The proud father was among 200 who escorted their children to school that day. “I’m usually working and do not get a chance to take him to school. My wife takes him,” said Scantlebury while straightening his son’s tie before sending him off to class after having breakfast together at the school.
Throughout New York State, fathers and their children participated in “Dads Take Your Child to School Day.” The celebratory event was held to encourage fathers and other significant male caregivers to become more involved in their children’s lives and education.
“In the whole nine years that I have been working here, I have to say that today is the best ever,” an enthusiastic Kevin Caifa, Principal of P.S. 346, proclaimed during a rousing address to the huge assemblage of fathers, who had not been deterred by the morning rain that started their day.
There were so many fathers and children present, the cafeteria and auditorium were both needed to accommodate everyone for breakfast service. It was a lively and happy gathering that gave fathers an opportunity to see and meet their children’s friends and fathers.
Emmanuel Annan, Jr. was overjoyed to participate in the celebration. “It was great having my dad there. I was excited; he got to meet my friends,” said the 8-year- old, who added, “My favorite part was just hanging out with my dad.”
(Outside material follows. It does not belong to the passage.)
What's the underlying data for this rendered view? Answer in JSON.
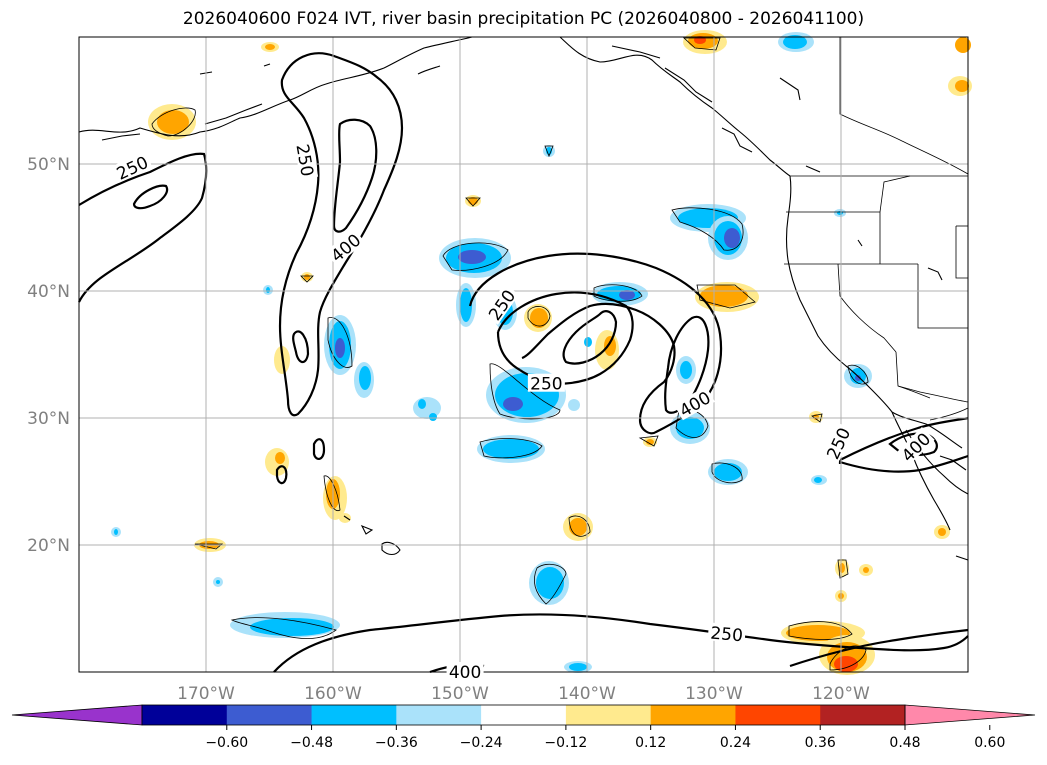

Annan, Sr. takes his two children to school every day. “I saw more unfamiliar faces today then I have throughout the year, and it warms my heart to see them take this campaign seriously,” he said. The 45-year-old security guard is a firm believer that fathers need to be present in their children’s lives, “It will help to build their confidence and pave the way for success.”
Social researchers have found that children whose fathers take a more active role in their lives “have better outcomes related to academics, behavior, and social skills.”
Andrew Roberson’s nine-year-old son, James, walks to school every day with friends. Last Tuesday, his father joined them for their morning trek.
“Being involved in your child’s life, especially their education, should not happen just once a year,” Roberson said. His participation in the day’s celebration, he said, was an extension of his involvement and another opportunity “to become closer” to his son. Every night Roberson reads tales from the Goosebumps series to James. “Fathers should [participate] in as many activities as they possibly can with their children,” continued the Delta flight attendant.
“I received about 75 signed participation sheets,” said P.S. 346 Parent Coordinator Joan Charles, who was surprised and impressed by the actual number of fathers who attended. In addition to the note sent home with the children, she and colleagues spread the word about “Dads Take Your Child to School Day,” by handing out flyers and speaking to parents and children. Last year only four fathers participated, this year there was 200.
All the fathers and male caregivers received a Certificate of Participation that they proudly accepted as a Thank You from the P.S. 346 school family. “These dads are the unsung heroes of our school, and [it was] a day to celebrate them and their children,” Caifa told the Spring Creek Sun. They also received gift bags filled with books and activities for them to use and enjoy with their children.
“Dads Day” will not be the only fathers and children school activity at P.S. 346 this year. Caifa said he would like to have three other events that may include basketball or baseball games. “We want to have more activities to keep the dads involved,” the principal said.
ABOUT “Dads Take Your Child to School Day”: It is a collaborative initiative of educational and social agencies and non-profit organizations, such as the NYC Dads/ The Mayor’s Fatherhood Initiative, Department of Education, and NYS Office of Children and Family Services. The first dads’ day was in 2006 at one school.